There are various forms of star winches, which are distinguished by their drive mechanism.

  • Winds cool stars, like the one made ​​of red giants from neutral atoms and molecules such as carbon monoxide, silicates, and the like. This dusty winds are only a few tens of km / s relatively slow. The matter is accelerated in the atmosphere of the red giant's by shock waves due to pulsations. At a certain distance from the star, in which the temperature is sufficiently decreased, the gas is condensed into dust. The driving force is the radiation pressure on the molecules of the dust from scattering. The mass loss rates can solar masses per year to be very high up. Such winds occur in the late stages of stellar evolution and are, for example, for the formation of planetary nebulae responsible.
  • In solar-like main sequence stars, the wind of charged particles, mostly protons and electrons there. Such winds like the solar wind are mainly driven by the extreme temperatures of the corona of a few million Kelvin. The thereby acting gas pressure accelerates the wind on a few hundred km / s Currently, the sun loses about solar masses per year, you wind therefore has no influence on the development path of the sun. For main sequence stars with an outer Konvektionschicht a corona forms. This thin atmosphere is heated by means of sound waves to several million degrees Kelvin and subsequently the components of the plasma to achieve a movement of heat which is sufficient to allow escape as star wind.

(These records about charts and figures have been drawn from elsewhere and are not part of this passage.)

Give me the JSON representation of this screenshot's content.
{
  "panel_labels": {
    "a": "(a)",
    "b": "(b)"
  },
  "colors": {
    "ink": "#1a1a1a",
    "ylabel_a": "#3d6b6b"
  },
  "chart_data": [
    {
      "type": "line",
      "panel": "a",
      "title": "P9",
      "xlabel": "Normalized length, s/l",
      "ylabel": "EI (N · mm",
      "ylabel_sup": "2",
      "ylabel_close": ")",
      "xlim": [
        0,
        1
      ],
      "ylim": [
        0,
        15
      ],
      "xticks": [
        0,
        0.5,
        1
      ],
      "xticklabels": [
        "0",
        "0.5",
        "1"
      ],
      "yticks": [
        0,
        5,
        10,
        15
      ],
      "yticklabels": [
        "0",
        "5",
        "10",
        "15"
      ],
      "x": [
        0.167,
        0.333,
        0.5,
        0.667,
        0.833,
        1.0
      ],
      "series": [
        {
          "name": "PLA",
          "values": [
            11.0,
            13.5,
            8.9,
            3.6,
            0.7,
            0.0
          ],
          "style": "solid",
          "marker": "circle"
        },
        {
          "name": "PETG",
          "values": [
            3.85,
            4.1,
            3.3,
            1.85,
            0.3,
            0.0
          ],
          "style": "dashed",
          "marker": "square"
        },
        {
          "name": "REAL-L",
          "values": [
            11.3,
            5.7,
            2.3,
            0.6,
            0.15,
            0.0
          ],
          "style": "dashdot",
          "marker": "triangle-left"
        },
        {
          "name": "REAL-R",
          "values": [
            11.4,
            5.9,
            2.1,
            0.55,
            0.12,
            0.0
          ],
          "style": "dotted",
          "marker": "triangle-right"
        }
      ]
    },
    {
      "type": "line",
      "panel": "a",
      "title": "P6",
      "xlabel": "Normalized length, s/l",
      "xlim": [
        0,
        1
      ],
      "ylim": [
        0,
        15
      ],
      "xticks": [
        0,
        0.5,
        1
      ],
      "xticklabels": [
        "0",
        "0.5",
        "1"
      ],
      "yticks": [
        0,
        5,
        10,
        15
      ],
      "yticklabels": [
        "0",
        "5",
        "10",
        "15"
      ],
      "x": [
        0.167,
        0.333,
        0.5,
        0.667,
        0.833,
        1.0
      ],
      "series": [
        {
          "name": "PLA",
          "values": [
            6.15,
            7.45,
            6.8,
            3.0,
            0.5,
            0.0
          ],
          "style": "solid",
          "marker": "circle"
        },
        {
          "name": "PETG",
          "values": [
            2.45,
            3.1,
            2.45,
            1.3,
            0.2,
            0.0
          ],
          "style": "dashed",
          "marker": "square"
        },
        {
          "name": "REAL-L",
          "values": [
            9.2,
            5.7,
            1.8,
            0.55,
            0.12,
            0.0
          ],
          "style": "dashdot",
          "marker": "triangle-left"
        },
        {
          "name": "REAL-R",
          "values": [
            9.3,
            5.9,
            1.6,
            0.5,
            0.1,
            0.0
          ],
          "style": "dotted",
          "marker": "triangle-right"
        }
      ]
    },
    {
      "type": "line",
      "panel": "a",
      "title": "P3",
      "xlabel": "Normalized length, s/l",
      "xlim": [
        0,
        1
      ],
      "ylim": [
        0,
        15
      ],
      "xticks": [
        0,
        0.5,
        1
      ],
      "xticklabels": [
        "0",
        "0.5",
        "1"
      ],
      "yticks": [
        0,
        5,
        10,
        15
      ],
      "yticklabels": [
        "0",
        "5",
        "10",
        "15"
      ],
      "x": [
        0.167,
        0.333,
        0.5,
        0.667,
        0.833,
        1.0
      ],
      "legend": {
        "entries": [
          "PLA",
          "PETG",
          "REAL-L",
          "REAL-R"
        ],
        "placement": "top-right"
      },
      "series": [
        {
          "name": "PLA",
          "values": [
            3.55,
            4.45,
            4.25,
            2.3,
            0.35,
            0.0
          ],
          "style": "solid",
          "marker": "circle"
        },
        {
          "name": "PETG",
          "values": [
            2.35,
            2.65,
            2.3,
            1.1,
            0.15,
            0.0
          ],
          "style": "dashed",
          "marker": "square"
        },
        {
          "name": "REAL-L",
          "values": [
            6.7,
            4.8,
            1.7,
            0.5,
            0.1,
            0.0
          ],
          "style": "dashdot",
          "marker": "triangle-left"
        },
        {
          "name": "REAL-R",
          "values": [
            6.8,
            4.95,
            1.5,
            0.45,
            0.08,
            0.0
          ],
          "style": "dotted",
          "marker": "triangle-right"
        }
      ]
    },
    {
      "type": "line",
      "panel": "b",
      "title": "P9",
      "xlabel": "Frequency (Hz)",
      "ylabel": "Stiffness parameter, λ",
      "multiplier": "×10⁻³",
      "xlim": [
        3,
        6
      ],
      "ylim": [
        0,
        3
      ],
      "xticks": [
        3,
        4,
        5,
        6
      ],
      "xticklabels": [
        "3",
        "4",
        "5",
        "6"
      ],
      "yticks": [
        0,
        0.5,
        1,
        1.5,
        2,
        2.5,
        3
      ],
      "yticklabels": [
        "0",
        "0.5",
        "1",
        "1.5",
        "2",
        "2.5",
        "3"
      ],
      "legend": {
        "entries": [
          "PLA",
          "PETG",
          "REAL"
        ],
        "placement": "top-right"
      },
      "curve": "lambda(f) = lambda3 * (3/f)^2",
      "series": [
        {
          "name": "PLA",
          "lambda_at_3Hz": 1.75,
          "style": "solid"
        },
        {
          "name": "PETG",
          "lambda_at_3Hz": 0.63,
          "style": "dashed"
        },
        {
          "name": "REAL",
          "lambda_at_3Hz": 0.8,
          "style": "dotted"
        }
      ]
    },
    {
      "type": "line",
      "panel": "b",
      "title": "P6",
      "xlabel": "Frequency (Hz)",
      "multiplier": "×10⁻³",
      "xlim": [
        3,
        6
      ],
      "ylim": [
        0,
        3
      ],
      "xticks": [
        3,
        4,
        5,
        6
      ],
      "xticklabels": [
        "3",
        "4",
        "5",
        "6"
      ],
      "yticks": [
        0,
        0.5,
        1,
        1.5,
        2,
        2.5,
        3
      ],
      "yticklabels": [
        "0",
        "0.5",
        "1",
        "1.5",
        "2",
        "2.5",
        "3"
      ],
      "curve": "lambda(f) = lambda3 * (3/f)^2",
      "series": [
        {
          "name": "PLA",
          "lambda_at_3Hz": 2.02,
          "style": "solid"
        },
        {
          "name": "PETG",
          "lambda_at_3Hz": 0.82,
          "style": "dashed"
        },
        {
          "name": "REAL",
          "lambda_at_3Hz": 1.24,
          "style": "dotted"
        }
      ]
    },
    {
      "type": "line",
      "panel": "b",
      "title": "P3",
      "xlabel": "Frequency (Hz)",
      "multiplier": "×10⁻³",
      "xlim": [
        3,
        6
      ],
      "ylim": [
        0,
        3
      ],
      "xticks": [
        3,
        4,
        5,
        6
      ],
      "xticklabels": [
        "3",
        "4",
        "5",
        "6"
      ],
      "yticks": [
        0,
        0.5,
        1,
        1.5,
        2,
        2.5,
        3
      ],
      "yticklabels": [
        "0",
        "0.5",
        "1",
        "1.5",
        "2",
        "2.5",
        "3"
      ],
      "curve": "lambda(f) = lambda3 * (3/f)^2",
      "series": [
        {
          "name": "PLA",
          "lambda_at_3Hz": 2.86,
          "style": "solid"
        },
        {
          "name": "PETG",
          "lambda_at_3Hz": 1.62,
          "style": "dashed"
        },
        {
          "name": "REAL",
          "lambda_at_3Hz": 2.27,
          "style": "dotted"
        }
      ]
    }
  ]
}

  • Winds of hot stars, such as from a surface temperature of 10,000 K, have the same chemical composition as the stellar surface itself Most atoms are ionized in this case one or more times. These winds can a few thousand km / s quickly. Winds of hot stars are also driven by the radiation pressure of the central star, but unlike cool winds he does not act by scattering of the continuous Stern spectrum, but by absorption in spectral lines in the ultraviolet. The mass loss rates range from in main sequence stars over in the supergiant to in Wolf -Rayet stars. The star η Carinae has extreme during a twenty -year outbreak in 1840 lost about half a solar mass per year. The stellar wind of hot stars is highly inhomogeneous. The inhomogeneity can be observed indirectly windakkretierenden X-ray binaries. In this case, the stellar wind from a compact star, a white dwarf, a neutron star or a black hole, captured and transferred via a accretion disk on the star. Upon impact on the surface of a white dwarf or neutron star X-ray radiation is released as thermal radiation, which is directly proportional to the amount of accreted wind. This allows the lumpy structure of the stellar wind of hot star to analyze.
  • For some types of stars that accrete material, such as T Tauri stars, a wind can form in the form of a jet. A part of falling on the star material is deflected by a magnetic field and thrown along the polar axis.

While stellar winds in the main sequence stage will not have much influence on the development of the star, the later stages of which are influenced decisively. Many massive stars evolve at the end the only reason to white dwarfs and not explode as a supernova, because they have previously lost sufficient mass.